Chuck Ebbert wrote:
Reported at https://bugzilla.redhat.com/show_bug.cgi?id=449315 In find_appropriate_src(): hlist_for_each_entry_rcu(nat, n, &bysource[h], bysource) { ct = nat->ct; if (same_src(ct, tuple)) { Dereference of ct in same_src() causes the oops. This only seems to happen on heavily loaded firewall machines. Kernel 2.6.24.7 works. The reporter identifies commit 4d354c5782dc352cec187845d17eedc2c2bfcf67 ("[NETFILTER]: nf_nat: use RCU for bysource hash") as a possible cause of the problem.
We have a similar looking report, but that one also affects 2.6.24: http://bugzilla.kernel.org/show_bug.cgi?id=10875 Anyways, does this patch help? When reallocating storage for a conntrack, it is replaced in the list before assigning the nat->ct pointer.
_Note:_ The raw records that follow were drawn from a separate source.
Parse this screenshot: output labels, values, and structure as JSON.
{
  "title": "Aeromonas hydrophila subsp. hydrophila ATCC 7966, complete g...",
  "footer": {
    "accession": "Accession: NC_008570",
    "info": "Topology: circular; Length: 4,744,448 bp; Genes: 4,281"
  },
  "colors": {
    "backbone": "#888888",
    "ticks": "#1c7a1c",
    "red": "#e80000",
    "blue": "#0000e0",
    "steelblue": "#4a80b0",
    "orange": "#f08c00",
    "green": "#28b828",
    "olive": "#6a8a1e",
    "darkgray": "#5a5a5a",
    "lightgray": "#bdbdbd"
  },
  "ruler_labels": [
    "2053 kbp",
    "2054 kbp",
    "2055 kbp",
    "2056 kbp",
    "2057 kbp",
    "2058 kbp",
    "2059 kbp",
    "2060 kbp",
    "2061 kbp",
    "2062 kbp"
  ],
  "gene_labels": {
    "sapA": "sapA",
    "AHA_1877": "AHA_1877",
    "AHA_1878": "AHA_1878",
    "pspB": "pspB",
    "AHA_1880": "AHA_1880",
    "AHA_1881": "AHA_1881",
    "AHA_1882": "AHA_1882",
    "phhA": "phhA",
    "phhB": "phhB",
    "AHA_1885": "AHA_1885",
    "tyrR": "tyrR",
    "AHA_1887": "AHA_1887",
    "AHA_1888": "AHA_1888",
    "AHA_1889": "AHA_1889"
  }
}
diff --git a/net/ipv4/netfilter/nf_nat_core.c b/net/ipv4/netfilter/nf_nat_core.c index 0457859..945da60 100644 --- a/net/ipv4/netfilter/nf_nat_core.c +++ b/net/ipv4/netfilter/nf_nat_core.c @@ -570,8 +570,8 @@ static void nf_nat_move_storage(void *new, void *old) return; spin_lock_bh(&nf_nat_lock); - hlist_replace_rcu(&old_nat->bysource, &new_nat->bysource); new_nat->ct = ct; + hlist_replace_rcu(&old_nat->bysource, &new_nat->bysource); spin_unlock_bh(&nf_nat_lock); }